Il tutto accade troppo velocemente perché Sephora possa arginare la questione là dove si è originata e così opta per una nota ufficiale su Twitter, in cui dichiara che tutte le risposte dell’account relative a Israele e Palestina erano riferite solo e unicamente alle spedizioni dei prodotti, senza nessun altro significato.

Sì, l’intera storia è piuttosto avvilente, soprattutto perché nonostante le precisazioni di Sephora i commenti sono andati avanti per giorni, con buona pace di chi crede nell’intelligenza collettiva e di chi lavora ogni giorno per ridurre l’analfabetismo funzionale.

Il caso di Sephora, comunque, si presta ad un paio di considerazioni utili:

– Da un punto di vista “comunicativo”, Sephora si è comportata abbastanza bene. Il tweet con cui ha chiarito la propria posizione era sicuramente efficace: rimane il fatto, però, che su Instagram – ovvero là dove ha avuto origine la crisi – non siano comparse comunicazioni ufficiali da parte del brand. Nonostante si tratti di una scelta per certi versi condivisibile – la questione era molto delicata e Instagram è una piattaforma piuttosto macchinosa, specie quando si tratta di ritrovare un contenuto – la cosa ha contribuito a prolungare di molto il “picco” della crisi, con tutto quello che ne consegue per l’immagine del brand.

– L’episodio di Sephora dimostra, ancora una volta, quanto velocemente un contenuto possa diventare virale sui social media, mettendo un brand davanti al “fatto compiuto” – anche quando il brand non ha nessuna colpa né responsabilità sull’accaduto, come in questo caso. Allo stesso tempo non è detto che l’eventuale replica da parte del brand raggiunga la stessa platea con la stessa velocità. In casi come questi la tempestività con cui si agisce diventa un fattore fondamentale. La complessità, dunque, sta nel capire velocemente cosa sta succedendo e dove e agire nel minor tempo possibile.

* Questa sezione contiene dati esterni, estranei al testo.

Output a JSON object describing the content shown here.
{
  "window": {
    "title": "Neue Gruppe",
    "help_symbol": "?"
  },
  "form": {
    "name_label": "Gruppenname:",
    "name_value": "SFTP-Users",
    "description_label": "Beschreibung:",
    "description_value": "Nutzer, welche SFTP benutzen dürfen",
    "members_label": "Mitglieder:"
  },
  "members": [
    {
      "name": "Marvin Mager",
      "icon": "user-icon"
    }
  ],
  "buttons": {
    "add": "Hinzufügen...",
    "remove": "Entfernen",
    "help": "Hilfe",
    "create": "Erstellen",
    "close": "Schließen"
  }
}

– Per come sono andate le cose, forse c’è bisogno di sottolinearlo: il vero “social media fail”, in questo specifico caso, è quello del pubblico. Quella fetta di pubblico che, per distrazione o malafede, continua ad alimentare il “mercato” delle fake news creando non pochi danni alla Rete stessa.

Lesson Learned: Sul web l’inesperienza (o la negligenza o la malafede) del pubblico può dare vita a crisi comunicative che impattano sul tuo brand. Sii vigile e reattivo, perché avrai pochissimo tempo per rendertene conto, e ancora meno per pensare a una risposta.